Last weekend we (“we” being not just the editorial plural, but Beer By BART’s Gail and Steve) went to Oregon for a Beer Bloggers Conference. One highlight was a trip to a hop farm, not far from Portland in the nearby Willamette valley. We got to see Tettnang hops, a delicate “noble” variety originally from Germany, as they were mechanically picked and dried. Our video shows part of the special tour of Goschie Farms given by one of the neighboring hop farmers before an outdoor dinner at the hop farm.
Hops attract more than just beer geeks. If you were an aphid, where else would you want to live? So pesticides are used for professional hop cultivation in most areas. Growing certified organic hops can be labor-intensive and expensive. The yield per acre ends to be lower. The hops will cost more.
Organic beers had been given an exemption for hops in the Organic labeling law, along with a few other food ingredients. Brewers are allowed to use non-organic hops without noting that fact. If beers use 100% organic hops, that can be a voluntary addition to the label. This is about to change, at the end of 2012. Beer brewed after December 2012 will have to have hops that are certified organic in their production in order to be called certified organic beer The total amount of organic hops produced in the next harvest, a year from now, will be very important to organic brewers. For example, local organic brewers such as Bison and Thirsty Bear will compete for these hops with larger players. If we buy organic beers, we will support more acres being farmed without heavy petrochemicals, but until then a fascinating competition will play out.
What about Goschie farms?

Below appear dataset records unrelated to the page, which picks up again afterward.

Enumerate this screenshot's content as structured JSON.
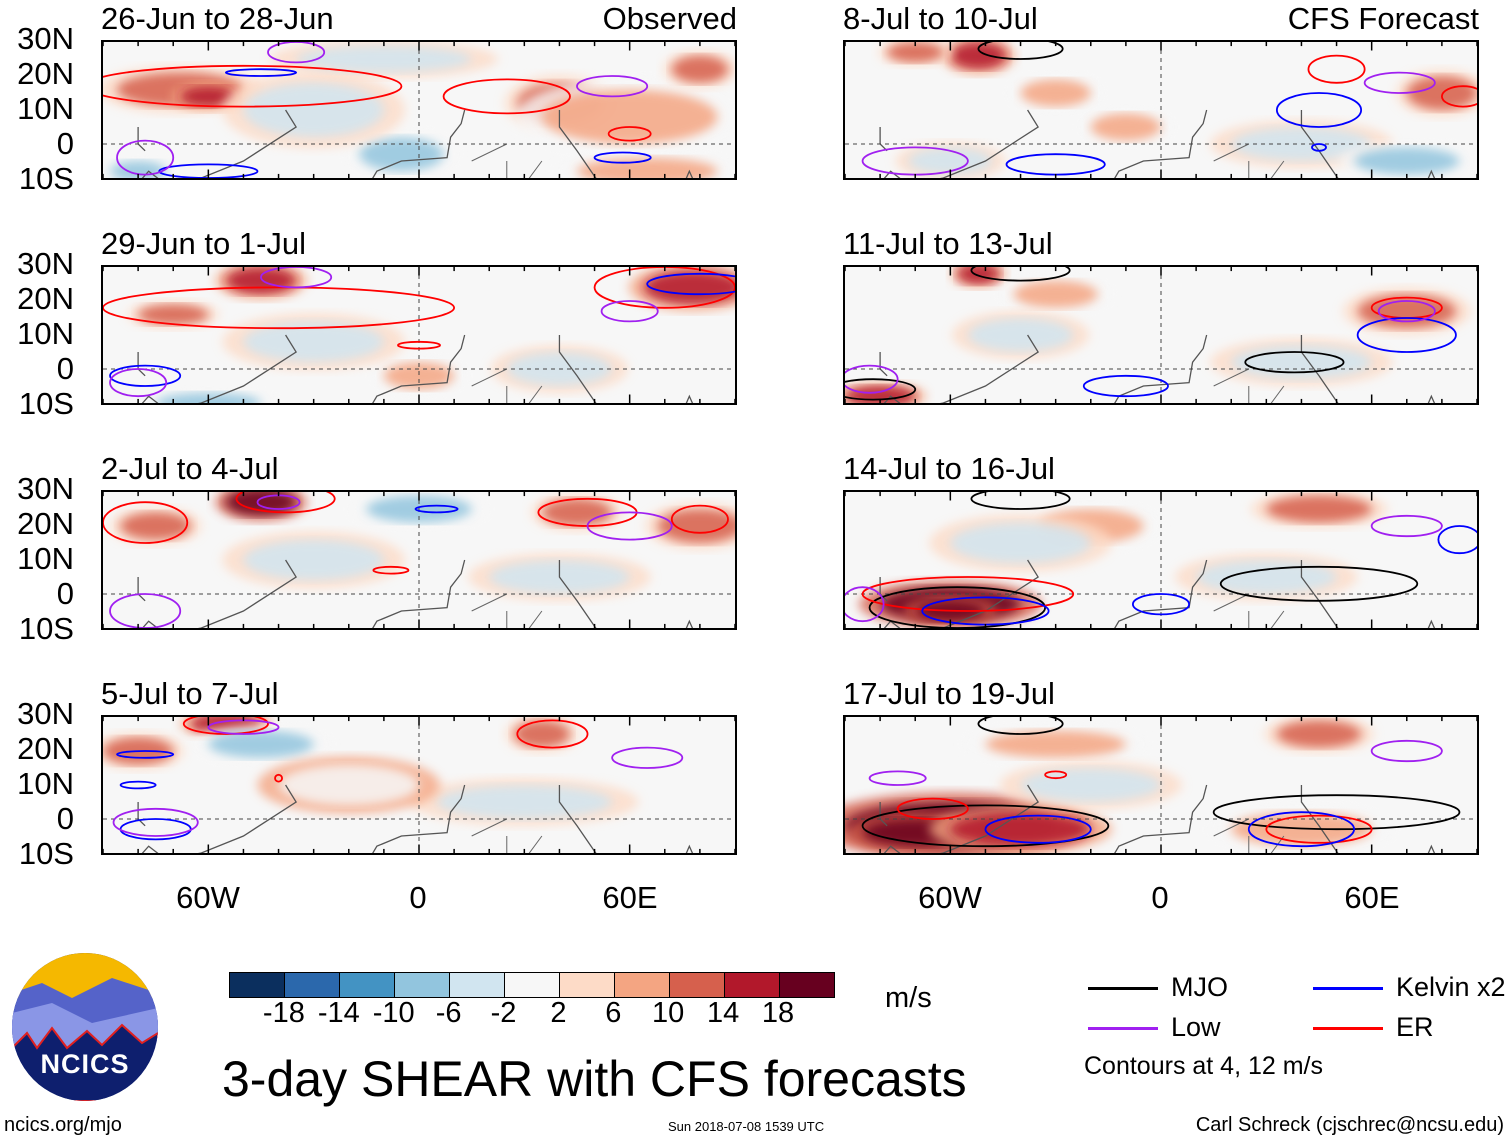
{
  "chart_data": {
    "type": "heatmap",
    "title": "3-day SHEAR with CFS forecasts",
    "units": "m/s",
    "lat_ticks": [
      "30N",
      "20N",
      "10N",
      "0",
      "10S"
    ],
    "lon_ticks": [
      "60W",
      "0",
      "60E"
    ],
    "lon_range": [
      -90,
      90
    ],
    "lat_range": [
      -10,
      30
    ],
    "colorbar": {
      "ticks": [
        "-18",
        "-14",
        "-10",
        "-6",
        "-2",
        "2",
        "6",
        "10",
        "14",
        "18"
      ],
      "colors": [
        "#0b2f5e",
        "#2b68ac",
        "#4393c3",
        "#92c5de",
        "#d1e5f0",
        "#f7f7f7",
        "#fddbc7",
        "#f4a582",
        "#d6604d",
        "#b2182b",
        "#67001f"
      ]
    },
    "legend": [
      {
        "label": "MJO",
        "color": "#000000"
      },
      {
        "label": "Kelvin x2",
        "color": "#0000ff"
      },
      {
        "label": "Low",
        "color": "#a020f0"
      },
      {
        "label": "ER",
        "color": "#ff0000"
      }
    ],
    "contour_note": "Contours at 4, 12 m/s",
    "panels": [
      {
        "title": "26-Jun to 28-Jun",
        "tag": "Observed",
        "shading": [
          [
            -68,
            16,
            18,
            5,
            10
          ],
          [
            -60,
            14,
            8,
            3,
            14
          ],
          [
            40,
            12,
            12,
            6,
            10
          ],
          [
            60,
            8,
            25,
            8,
            6
          ],
          [
            80,
            22,
            8,
            4,
            10
          ],
          [
            -5,
            -3,
            12,
            5,
            -10
          ],
          [
            -30,
            10,
            20,
            8,
            -6
          ],
          [
            -80,
            -8,
            8,
            3,
            -10
          ],
          [
            65,
            -8,
            20,
            4,
            6
          ],
          [
            -10,
            25,
            25,
            4,
            -6
          ]
        ],
        "contours": [
          [
            "er",
            -50,
            17,
            45,
            6
          ],
          [
            "er",
            25,
            14,
            18,
            5
          ],
          [
            "er",
            60,
            3,
            6,
            2
          ],
          [
            "kelvin",
            -45,
            21,
            10,
            1
          ],
          [
            "kelvin",
            -60,
            -8,
            14,
            2
          ],
          [
            "kelvin",
            58,
            -4,
            8,
            1.5
          ],
          [
            "low",
            -35,
            27,
            8,
            3
          ],
          [
            "low",
            55,
            17,
            10,
            3
          ],
          [
            "low",
            -78,
            -4,
            8,
            5
          ]
        ]
      },
      {
        "title": "8-Jul to 10-Jul",
        "tag": "CFS Forecast",
        "shading": [
          [
            -52,
            26,
            8,
            4,
            14
          ],
          [
            -70,
            27,
            8,
            3,
            10
          ],
          [
            -30,
            15,
            10,
            4,
            6
          ],
          [
            -10,
            5,
            10,
            4,
            6
          ],
          [
            80,
            15,
            10,
            5,
            10
          ],
          [
            -60,
            -5,
            12,
            4,
            -6
          ],
          [
            40,
            0,
            20,
            5,
            -6
          ],
          [
            70,
            -5,
            15,
            4,
            -10
          ]
        ],
        "contours": [
          [
            "mjo",
            -40,
            28,
            12,
            3
          ],
          [
            "er",
            50,
            22,
            8,
            4
          ],
          [
            "er",
            86,
            14,
            6,
            3
          ],
          [
            "kelvin",
            45,
            10,
            12,
            5
          ],
          [
            "kelvin",
            45,
            -1,
            2,
            1
          ],
          [
            "low",
            -70,
            -5,
            15,
            4
          ],
          [
            "low",
            68,
            18,
            10,
            3
          ],
          [
            "kelvin",
            -30,
            -6,
            14,
            3
          ]
        ]
      },
      {
        "title": "29-Jun to 1-Jul",
        "tag": "",
        "shading": [
          [
            -45,
            26,
            10,
            4,
            14
          ],
          [
            78,
            24,
            14,
            5,
            14
          ],
          [
            -70,
            16,
            10,
            3,
            10
          ],
          [
            0,
            -2,
            10,
            4,
            6
          ],
          [
            -60,
            -10,
            15,
            3,
            -10
          ],
          [
            40,
            0,
            15,
            5,
            -6
          ],
          [
            -30,
            8,
            20,
            6,
            -6
          ]
        ],
        "contours": [
          [
            "er",
            -40,
            18,
            50,
            6
          ],
          [
            "er",
            70,
            24,
            20,
            6
          ],
          [
            "er",
            0,
            7,
            6,
            1
          ],
          [
            "kelvin",
            -78,
            -2,
            10,
            3
          ],
          [
            "kelvin",
            80,
            25,
            15,
            3
          ],
          [
            "low",
            -35,
            27,
            10,
            3
          ],
          [
            "low",
            60,
            17,
            8,
            3
          ],
          [
            "low",
            -80,
            -4,
            8,
            4
          ]
        ]
      },
      {
        "title": "11-Jul to 13-Jul",
        "tag": "",
        "shading": [
          [
            -52,
            28,
            6,
            3,
            14
          ],
          [
            -30,
            22,
            12,
            4,
            6
          ],
          [
            70,
            17,
            14,
            5,
            10
          ],
          [
            -80,
            -8,
            10,
            3,
            14
          ],
          [
            -40,
            10,
            15,
            5,
            -6
          ],
          [
            40,
            2,
            20,
            5,
            -6
          ]
        ],
        "contours": [
          [
            "mjo",
            -40,
            29,
            14,
            3
          ],
          [
            "mjo",
            38,
            2,
            14,
            3
          ],
          [
            "mjo",
            -82,
            -6,
            12,
            3
          ],
          [
            "er",
            70,
            18,
            10,
            3
          ],
          [
            "kelvin",
            70,
            10,
            14,
            5
          ],
          [
            "kelvin",
            -10,
            -5,
            12,
            3
          ],
          [
            "low",
            -83,
            -3,
            8,
            4
          ],
          [
            "low",
            70,
            17,
            8,
            3
          ]
        ]
      },
      {
        "title": "2-Jul to 4-Jul",
        "tag": "",
        "shading": [
          [
            -45,
            27,
            10,
            4,
            18
          ],
          [
            45,
            24,
            10,
            4,
            10
          ],
          [
            80,
            20,
            12,
            5,
            10
          ],
          [
            -75,
            20,
            10,
            4,
            10
          ],
          [
            -30,
            10,
            20,
            6,
            -6
          ],
          [
            0,
            25,
            15,
            4,
            -10
          ],
          [
            40,
            5,
            20,
            5,
            -6
          ]
        ],
        "contours": [
          [
            "er",
            -38,
            28,
            14,
            4
          ],
          [
            "er",
            48,
            24,
            14,
            4
          ],
          [
            "er",
            -78,
            21,
            12,
            6
          ],
          [
            "er",
            80,
            22,
            8,
            4
          ],
          [
            "er",
            -8,
            7,
            5,
            1
          ],
          [
            "kelvin",
            5,
            25,
            6,
            1
          ],
          [
            "low",
            60,
            20,
            12,
            4
          ],
          [
            "low",
            -78,
            -5,
            10,
            5
          ],
          [
            "low",
            -40,
            27,
            6,
            2
          ]
        ]
      },
      {
        "title": "14-Jul to 16-Jul",
        "tag": "",
        "shading": [
          [
            -60,
            -3,
            20,
            5,
            18
          ],
          [
            -60,
            -5,
            10,
            3,
            18
          ],
          [
            -20,
            20,
            15,
            5,
            6
          ],
          [
            45,
            25,
            15,
            4,
            10
          ],
          [
            -40,
            15,
            20,
            6,
            -6
          ],
          [
            30,
            5,
            20,
            5,
            -6
          ]
        ],
        "contours": [
          [
            "mjo",
            -58,
            -4,
            25,
            6
          ],
          [
            "mjo",
            45,
            3,
            28,
            5
          ],
          [
            "mjo",
            -40,
            28,
            14,
            3
          ],
          [
            "er",
            -55,
            0,
            30,
            5
          ],
          [
            "kelvin",
            0,
            -3,
            8,
            3
          ],
          [
            "kelvin",
            -50,
            -5,
            18,
            4
          ],
          [
            "low",
            70,
            20,
            10,
            3
          ],
          [
            "low",
            -85,
            -3,
            6,
            5
          ],
          [
            "kelvin",
            85,
            16,
            6,
            4
          ]
        ]
      },
      {
        "title": "5-Jul to 7-Jul",
        "tag": "",
        "shading": [
          [
            -55,
            28,
            10,
            3,
            14
          ],
          [
            -80,
            20,
            10,
            4,
            10
          ],
          [
            -45,
            22,
            15,
            4,
            -10
          ],
          [
            35,
            25,
            8,
            4,
            10
          ],
          [
            30,
            5,
            25,
            5,
            -6
          ],
          [
            -20,
            10,
            20,
            6,
            -2
          ]
        ],
        "contours": [
          [
            "er",
            -55,
            28,
            12,
            3
          ],
          [
            "er",
            38,
            25,
            10,
            4
          ],
          [
            "er",
            -40,
            12,
            1,
            1
          ],
          [
            "kelvin",
            -75,
            -3,
            10,
            3
          ],
          [
            "kelvin",
            -78,
            19,
            8,
            1
          ],
          [
            "kelvin",
            -80,
            10,
            5,
            1
          ],
          [
            "low",
            -75,
            -1,
            12,
            4
          ],
          [
            "low",
            -50,
            27,
            10,
            2
          ],
          [
            "low",
            65,
            18,
            10,
            3
          ]
        ]
      },
      {
        "title": "17-Jul to 19-Jul",
        "tag": "",
        "shading": [
          [
            -60,
            -2,
            30,
            7,
            18
          ],
          [
            -70,
            -4,
            15,
            4,
            18
          ],
          [
            -40,
            -3,
            20,
            5,
            14
          ],
          [
            45,
            25,
            12,
            4,
            10
          ],
          [
            40,
            -3,
            20,
            5,
            6
          ],
          [
            -30,
            22,
            20,
            4,
            6
          ],
          [
            -20,
            10,
            20,
            5,
            -6
          ]
        ],
        "contours": [
          [
            "mjo",
            -50,
            -2,
            35,
            6
          ],
          [
            "mjo",
            50,
            2,
            35,
            5
          ],
          [
            "mjo",
            -40,
            28,
            12,
            3
          ],
          [
            "er",
            -65,
            3,
            10,
            3
          ],
          [
            "er",
            45,
            -3,
            15,
            4
          ],
          [
            "er",
            -30,
            13,
            3,
            1
          ],
          [
            "kelvin",
            40,
            -3,
            15,
            5
          ],
          [
            "kelvin",
            -35,
            -3,
            15,
            4
          ],
          [
            "low",
            70,
            20,
            10,
            3
          ],
          [
            "low",
            -75,
            12,
            8,
            2
          ]
        ]
      }
    ]
  },
  "footer": {
    "logo_text": "NCICS",
    "url": "ncics.org/mjo",
    "timestamp": "Sun 2018-07-08 1539 UTC",
    "credit": "Carl Schreck (cjschrec@ncsu.edu)"
  }
}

As this interview says, they are certified Salmon Safe for their agricultural runoff practices, a worthy endeavor. They have produced some organic hops, but the transition is gradual, and natural conditions are part of the process. For example, this uncharacteristically cool year on the West Coast did not bring the hot temperatures that help control aphids naturally.
Along with the organic beer movement, another industry pressure on hop farmers comes with changes in the AB-Inbev hop buying patterns. The giant brewing company will now use more hop oils and extracts and is no longer buying some hops, including the Willamette hop variety, grown for them under contract and providing stability to the farms for decades. Healthy hop plants can last for about 30 years, so ripping them out and planting another variety is not just a significant cost, but inherently wasteful and disruptive to the land. However, shifts in demand are part of the reality of modern brewing and farming.
The Beer Bloggers Conference itself was a good recreational and educational weekend, produced by a group which has also done wine bloggers events. This was their third beer bloggers conference, and it felt slightly smaller than a critical mass for a conference, but members of the burgeoning Oregon beer community certainly made up for that. (Notably, the second one had been in England, and was quite popular. If anybody is interested, this is the group that plans to do it again!)